Berapapun usia anak sebaiknya dialog berjalan lugas dan langsung. Penting bagi orangtua untuk membuat anak merasa aman. Sampaikan, Mama dan Papa akan selalu menemani dalam situasi sulit ini.

Anak-anak usia dini

Bagi anak usia dini, atau sekitar usia empat tahun atau lebih, menyaksikan berita tragedi bisa menakutkan. Lebih baik informasi itu disampaikan dengan mendiskusikannya bersama, bukan membiarkannya melihat dari berita media. 

Anak-anak usia ini biasanya mempunyai pertanyaan lebih tentang keamanan. Mereka ingin kepastian, apakah mereka benar-benar aman.

Pada situasi ini, anak-anak mungkin perlu bantuan memisahkan antara fantasi dengan kenyataan.

Pada situasi seperti ini, beberapa anak mungkin akan menjadi lebih lengket dengan Mama, ada juga yang mengalami kemunduran perilaku seperti misalnya mengompol atau mengisap jempol mereka. Mama perlu bersabar dan memberikan dukungan jika anak bereaksi demikian.

Anak yang lebih besar dan remaja

Agak sulit untuk mencegah agar anak dan remaja tidak terpapar berita media. Apalagi jika mereka sudah mempunyai gawai sendiri. Semua informasi bisa mereka akses dengan mudah. Maka itu akan lebih baik jika orangtua menemani mereka saat menonton berita. Bahkan jika memungkinkan, orangtua sudah melihat dulu berita tersebut sehingga bisa mengetahui secara pasti isi berita dan mana saja yang perlu didiskusikan dengan anak.

Pada usia ini, anak-anak biasanya menginginkan lebih banyak informasi, termasuk soal upaya pemulihan. Selain itu, mereka juga punya pendapat tentang kejadian tersebut. Bisa juga mereka punya saran agar kejadian serupa tidak terulang lagi. Mereka juga punya keinginan untuk terlibat membantu korban. Berilah ruang untuk memfasilitasinya.

Anak berkebutuhan khusus

Orangtua perlu merespons sesuai dengan kemampuan dan tingkat perkembangan anak, bukan usia fisik mereka. Mulailah dengan memberikan sedikit informasi terlebih dahulu. Sampaikan informasi dengan jelas sehingga bisa dipahami dengan baik.

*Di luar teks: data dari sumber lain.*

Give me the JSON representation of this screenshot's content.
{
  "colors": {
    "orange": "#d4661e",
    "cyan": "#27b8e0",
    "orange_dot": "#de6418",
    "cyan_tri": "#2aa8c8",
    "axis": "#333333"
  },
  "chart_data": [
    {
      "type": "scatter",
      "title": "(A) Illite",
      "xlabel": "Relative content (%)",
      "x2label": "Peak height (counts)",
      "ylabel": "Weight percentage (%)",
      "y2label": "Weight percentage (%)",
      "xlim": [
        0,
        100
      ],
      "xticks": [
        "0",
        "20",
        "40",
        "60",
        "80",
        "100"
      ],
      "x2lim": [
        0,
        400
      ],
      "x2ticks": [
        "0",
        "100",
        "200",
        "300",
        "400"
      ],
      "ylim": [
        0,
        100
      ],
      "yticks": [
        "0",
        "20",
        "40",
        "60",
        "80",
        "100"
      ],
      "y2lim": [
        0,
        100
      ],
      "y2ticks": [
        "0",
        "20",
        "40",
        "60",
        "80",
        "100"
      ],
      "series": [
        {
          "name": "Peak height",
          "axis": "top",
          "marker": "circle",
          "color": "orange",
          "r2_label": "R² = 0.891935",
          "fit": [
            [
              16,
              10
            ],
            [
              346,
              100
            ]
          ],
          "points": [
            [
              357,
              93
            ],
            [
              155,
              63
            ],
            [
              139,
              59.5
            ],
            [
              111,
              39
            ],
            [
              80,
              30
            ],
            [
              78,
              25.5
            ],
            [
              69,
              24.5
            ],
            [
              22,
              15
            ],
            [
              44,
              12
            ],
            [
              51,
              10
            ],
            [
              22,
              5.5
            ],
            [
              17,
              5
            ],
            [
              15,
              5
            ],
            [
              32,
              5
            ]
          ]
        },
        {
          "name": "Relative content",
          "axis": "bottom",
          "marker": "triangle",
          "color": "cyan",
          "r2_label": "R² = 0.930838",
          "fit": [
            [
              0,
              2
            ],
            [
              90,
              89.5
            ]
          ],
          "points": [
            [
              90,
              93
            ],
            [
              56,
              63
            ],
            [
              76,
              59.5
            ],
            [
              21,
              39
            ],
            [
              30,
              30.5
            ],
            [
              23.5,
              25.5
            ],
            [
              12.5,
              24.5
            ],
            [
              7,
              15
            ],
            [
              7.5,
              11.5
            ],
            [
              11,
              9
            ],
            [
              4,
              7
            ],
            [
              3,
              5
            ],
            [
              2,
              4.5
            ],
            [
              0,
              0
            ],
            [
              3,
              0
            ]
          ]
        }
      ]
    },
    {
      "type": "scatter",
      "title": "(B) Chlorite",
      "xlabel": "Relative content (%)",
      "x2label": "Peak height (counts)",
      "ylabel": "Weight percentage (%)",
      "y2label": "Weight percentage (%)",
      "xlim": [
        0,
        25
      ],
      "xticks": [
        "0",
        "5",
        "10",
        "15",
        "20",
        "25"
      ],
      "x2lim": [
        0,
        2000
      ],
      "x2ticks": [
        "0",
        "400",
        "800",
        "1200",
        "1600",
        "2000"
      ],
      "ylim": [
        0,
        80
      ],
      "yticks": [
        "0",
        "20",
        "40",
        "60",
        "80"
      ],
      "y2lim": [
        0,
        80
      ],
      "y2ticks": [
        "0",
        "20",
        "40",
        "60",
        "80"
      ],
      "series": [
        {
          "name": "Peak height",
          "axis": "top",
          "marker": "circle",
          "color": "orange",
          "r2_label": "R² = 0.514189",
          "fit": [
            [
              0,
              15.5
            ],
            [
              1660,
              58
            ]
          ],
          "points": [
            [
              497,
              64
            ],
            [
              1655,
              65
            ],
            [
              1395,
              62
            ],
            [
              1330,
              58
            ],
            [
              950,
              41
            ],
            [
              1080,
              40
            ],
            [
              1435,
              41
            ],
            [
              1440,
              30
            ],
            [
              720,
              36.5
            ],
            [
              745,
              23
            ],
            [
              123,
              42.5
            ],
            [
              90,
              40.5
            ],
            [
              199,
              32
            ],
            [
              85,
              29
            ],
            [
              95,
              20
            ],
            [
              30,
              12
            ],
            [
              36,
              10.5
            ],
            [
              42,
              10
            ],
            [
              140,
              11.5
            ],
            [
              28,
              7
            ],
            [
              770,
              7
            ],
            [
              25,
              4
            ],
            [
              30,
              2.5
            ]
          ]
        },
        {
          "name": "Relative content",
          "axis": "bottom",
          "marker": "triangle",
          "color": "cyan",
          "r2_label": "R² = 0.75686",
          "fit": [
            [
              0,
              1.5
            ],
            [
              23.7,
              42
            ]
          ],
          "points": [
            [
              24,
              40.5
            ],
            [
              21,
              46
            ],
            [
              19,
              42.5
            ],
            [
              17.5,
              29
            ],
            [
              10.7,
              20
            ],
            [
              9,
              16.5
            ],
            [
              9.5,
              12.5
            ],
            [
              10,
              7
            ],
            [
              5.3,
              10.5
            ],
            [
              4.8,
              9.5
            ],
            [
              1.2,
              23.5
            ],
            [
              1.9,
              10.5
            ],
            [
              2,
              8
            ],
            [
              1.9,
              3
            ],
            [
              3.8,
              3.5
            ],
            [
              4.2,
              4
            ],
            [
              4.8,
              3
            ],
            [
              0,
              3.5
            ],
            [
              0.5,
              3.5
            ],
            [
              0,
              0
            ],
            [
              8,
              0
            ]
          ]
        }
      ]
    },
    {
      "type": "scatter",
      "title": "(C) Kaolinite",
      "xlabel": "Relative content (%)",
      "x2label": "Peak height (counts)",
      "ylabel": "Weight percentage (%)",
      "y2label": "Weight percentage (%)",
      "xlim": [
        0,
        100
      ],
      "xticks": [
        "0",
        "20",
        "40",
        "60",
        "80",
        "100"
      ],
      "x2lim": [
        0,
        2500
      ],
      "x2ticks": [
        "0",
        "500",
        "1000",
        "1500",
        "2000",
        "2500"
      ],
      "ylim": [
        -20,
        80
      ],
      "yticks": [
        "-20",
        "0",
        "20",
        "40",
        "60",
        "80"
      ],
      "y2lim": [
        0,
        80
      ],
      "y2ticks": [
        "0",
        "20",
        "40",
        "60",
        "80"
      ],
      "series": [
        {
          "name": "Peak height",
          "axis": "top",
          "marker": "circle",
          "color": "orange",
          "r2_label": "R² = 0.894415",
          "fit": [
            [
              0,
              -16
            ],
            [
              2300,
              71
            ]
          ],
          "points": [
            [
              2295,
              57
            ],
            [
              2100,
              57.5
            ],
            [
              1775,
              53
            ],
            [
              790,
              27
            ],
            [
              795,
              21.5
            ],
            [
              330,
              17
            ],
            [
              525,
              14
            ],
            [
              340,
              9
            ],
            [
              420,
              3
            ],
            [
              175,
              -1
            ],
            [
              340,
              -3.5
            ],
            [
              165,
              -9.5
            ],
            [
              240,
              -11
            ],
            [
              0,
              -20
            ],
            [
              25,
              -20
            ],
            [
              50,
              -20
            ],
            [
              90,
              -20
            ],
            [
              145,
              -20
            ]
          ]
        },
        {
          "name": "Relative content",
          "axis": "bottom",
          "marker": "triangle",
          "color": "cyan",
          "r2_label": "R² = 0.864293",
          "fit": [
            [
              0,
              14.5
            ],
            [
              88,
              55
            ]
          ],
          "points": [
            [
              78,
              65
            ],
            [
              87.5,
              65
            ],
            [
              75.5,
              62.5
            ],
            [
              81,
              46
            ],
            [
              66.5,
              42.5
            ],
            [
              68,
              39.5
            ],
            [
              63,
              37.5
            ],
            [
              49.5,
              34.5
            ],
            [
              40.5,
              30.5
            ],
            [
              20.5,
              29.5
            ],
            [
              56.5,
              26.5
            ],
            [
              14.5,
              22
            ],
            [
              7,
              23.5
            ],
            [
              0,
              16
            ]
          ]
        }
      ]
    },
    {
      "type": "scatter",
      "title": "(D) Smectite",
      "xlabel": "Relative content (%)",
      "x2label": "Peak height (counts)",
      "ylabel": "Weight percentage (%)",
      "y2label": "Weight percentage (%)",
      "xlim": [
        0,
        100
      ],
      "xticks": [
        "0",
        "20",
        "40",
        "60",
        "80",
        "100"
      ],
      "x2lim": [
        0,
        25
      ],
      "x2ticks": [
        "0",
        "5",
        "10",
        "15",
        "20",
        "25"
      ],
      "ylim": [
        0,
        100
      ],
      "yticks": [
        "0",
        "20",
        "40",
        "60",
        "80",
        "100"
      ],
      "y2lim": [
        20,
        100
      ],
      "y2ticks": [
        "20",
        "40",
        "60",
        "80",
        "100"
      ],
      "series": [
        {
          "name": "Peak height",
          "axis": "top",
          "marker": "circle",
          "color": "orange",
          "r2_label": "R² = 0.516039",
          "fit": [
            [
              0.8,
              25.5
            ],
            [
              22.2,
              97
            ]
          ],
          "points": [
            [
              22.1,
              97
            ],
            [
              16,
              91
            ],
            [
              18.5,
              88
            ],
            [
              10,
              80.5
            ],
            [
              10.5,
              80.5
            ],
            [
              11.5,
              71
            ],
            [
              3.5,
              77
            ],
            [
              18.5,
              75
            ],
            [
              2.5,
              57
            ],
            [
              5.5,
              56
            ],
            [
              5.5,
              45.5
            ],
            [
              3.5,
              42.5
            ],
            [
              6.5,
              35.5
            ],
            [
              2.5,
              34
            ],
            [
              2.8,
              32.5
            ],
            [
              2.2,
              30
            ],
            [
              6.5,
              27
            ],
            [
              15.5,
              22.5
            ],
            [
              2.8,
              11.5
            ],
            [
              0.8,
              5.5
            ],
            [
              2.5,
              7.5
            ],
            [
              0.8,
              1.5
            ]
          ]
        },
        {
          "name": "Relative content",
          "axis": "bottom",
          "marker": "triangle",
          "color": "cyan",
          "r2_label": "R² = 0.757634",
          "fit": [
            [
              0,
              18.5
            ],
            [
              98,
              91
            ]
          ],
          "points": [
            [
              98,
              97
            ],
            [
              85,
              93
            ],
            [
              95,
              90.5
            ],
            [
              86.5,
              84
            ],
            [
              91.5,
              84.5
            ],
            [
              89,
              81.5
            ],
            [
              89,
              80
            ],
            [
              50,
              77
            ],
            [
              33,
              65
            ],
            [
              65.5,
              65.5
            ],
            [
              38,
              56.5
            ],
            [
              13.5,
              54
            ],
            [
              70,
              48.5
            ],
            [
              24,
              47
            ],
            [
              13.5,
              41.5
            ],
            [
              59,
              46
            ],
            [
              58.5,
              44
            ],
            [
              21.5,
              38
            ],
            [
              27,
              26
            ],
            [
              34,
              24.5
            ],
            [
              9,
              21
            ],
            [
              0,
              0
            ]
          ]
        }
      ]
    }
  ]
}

Kenyamanan anak merupakan hal utama, termasuk saat menenangkan dan menghibur mereka. Orangtua perlu mempertimbangkan temperamen, kepribadian, dan kemmpuan perkembangan anak. Sebagai contoh, tidak semua anak nyaman dengan pelukan. Misalnya anak dengan spektrum autisme yang tidak nyaman dengan pelukan perlu ditenangkan dengan cara lain yang bisa diterimanya.

Membangun rasa aman

Bersikaplah tenang. Tidak apa-apa jika anak melihat orang dewasa bersedih, tetapi jika emosi yang dirasakan terlalu intens, berusahalah berlapang dada.

Yakinkan anak-anak tentang keselamatannya. Jika diperlukan, tinjau kembali rencana keluarga untuk merespons keadaan darurat ini.

Pertahankan rutinitas. Cara ini untuk memberi anak rasa normal. Jaga rutinitas keluarga seperti makan malam, pekerjaan rumah, dan waktu tidur keluarga.

Habiskan waktu ekstra bersama. Langkah ini dapat menumbuhkan rasa aman pada anak. Dorong agar anak mau mengungkapkan perasaannya.

Lakukan sesuatu untuk membantu para penyintas dan keluarganya. Pertimbangkan apa saja yang bisa dilakukan oleh Mama dan keluarga untuk membantu.

Kenali tanda-tanda jika anak mengalami kesulitan

Sebagian anak mungkin tidak mudah menghadapi situasi sulit ini karena alasan tertentu. Ada beberapa tanda yang bisa diamati orangtua misalnya mengalami gangguan tidur, ada keluhan fisik misalnya merasa lelah, sakit kepala atau sakit perut, atau mungkin hanya merasa tidak enak badan. 

Anak juga bisa menunjukkan perubahan perilaku yang mungkin termasuk regresif, seperti bersikap tidak dewasa atau menjadi tidak sabar. Bisa juga mengalami masalah kesehatan mental seperti depresi atau peningkatan kecemasan.

Tidak mudah mengetahui apakah hal ini reaksi anak atas sebuah kejadian buruk atau karena sebab lain. Jika Mama mengkhawatirkannya, bicarakan dengan dokter anak.

Meskipun ini situasi yang tidak mudah, berbicara dengan anak merupakan langkah terbaik sebelum mereka mendapatkan informasi dari luar sana yang belum bisa dipastikan kebenarannya.